GL modes allow you to control major aspects of how GL carries out its symbolic simulation and how it should solve Boolean formulas that arise during proofs.
For some general background, see section 4. Proving Theorems by Symbolic Execution of the basic-tutorial.
By default, GL operates in gl-bdd-mode. In this mode, the Boolean formulas within symbolic-objects are represented using ubdds, and questions about these formulas are resolved using BDD operations.
But GL also supports other modes, and you can easily switch between modes on a proof-by-proof basis. Typically this looks like:
(local (gl::gl-bdd-mode)) (def-gl-thm foo ...) (local (gl::gl-satlink-mode)) (def-gl-thm bar ...)
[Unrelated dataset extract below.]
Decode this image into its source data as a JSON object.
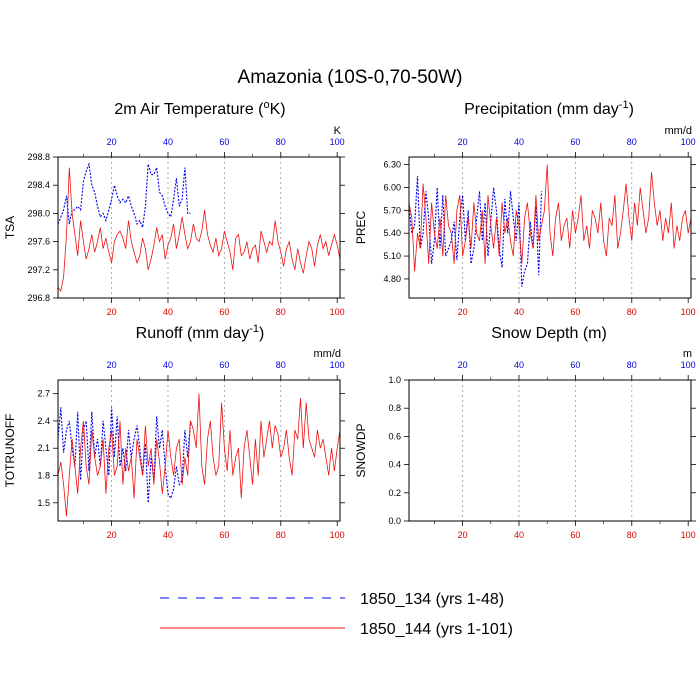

GL's other modes use And-Inverter Graphs (aigs) as the Boolean function representation. Unlike BDDs, AIGs are non-canonical, and this affects performance in fundamental ways: AIGs are generally much cheaper to construct than BDDs, but it can be hard to determine whether AIGs are equivalent, whereas with BDDs this is just a pointer-equality check.
A very convenient feature of AIGs is that you do not have to come up with a good variable ordering—this may be especially helpful on problems where case-splitting would be necessary because there's not a universally good BDD ordering. On the other hand, BDDs can provide especially nice counterexamples, whereas with AIGs we typically get just one, essentially random counterexample.
Performance-wise, AIGs are better for some problems and BDDs for others. Many operations combine bits from data buses in a regular, orderly way; in these cases, there is often a good BDD ordering and BDDs may be faster than our AIG modes. But when the operations are less regular, when no good BDD ordering is apparent, or when case-splitting seems necessary to get good BDD performance, the AIG modes may do better. For many of our proofs, AIG mode performs well and saves us the trouble of finding a good BDD ordering.
When AIGs are used to carry out GL proofs, we need some way to answer whether the final AIG is satisfiable. To do this, GL can use one of two back-end solvers.
Usually the better and higher-performance option is to send the AIG to an external SAT solver; see gl-satlink-mode. In this mode, GL uses the satlink library to call upon an off-the-shelf SAT solver. Using external SAT solvers raises questions of trust, and GL does not yet implement any sort of proof-checking for the SAT solver's output. But pragmatically, for most verification efforts, it is probably reasonable to trust a SAT solver.
Another option is to simply convert the AIG into BDDs; see gl-aig-bddify-mode. This isn't necessarily a good idea, and you still have to worry about the variable order in this case. Occasionally this may out-perform just using BDDs to begin with, because there are certain optimizations you can make when converting from AIGs to BDDs that aren't possible when you just use BDDs for everything. This is also a high-confidence mode, where the whole proof is carried out within ACL2, with just some minimal trust-tags to boost performance.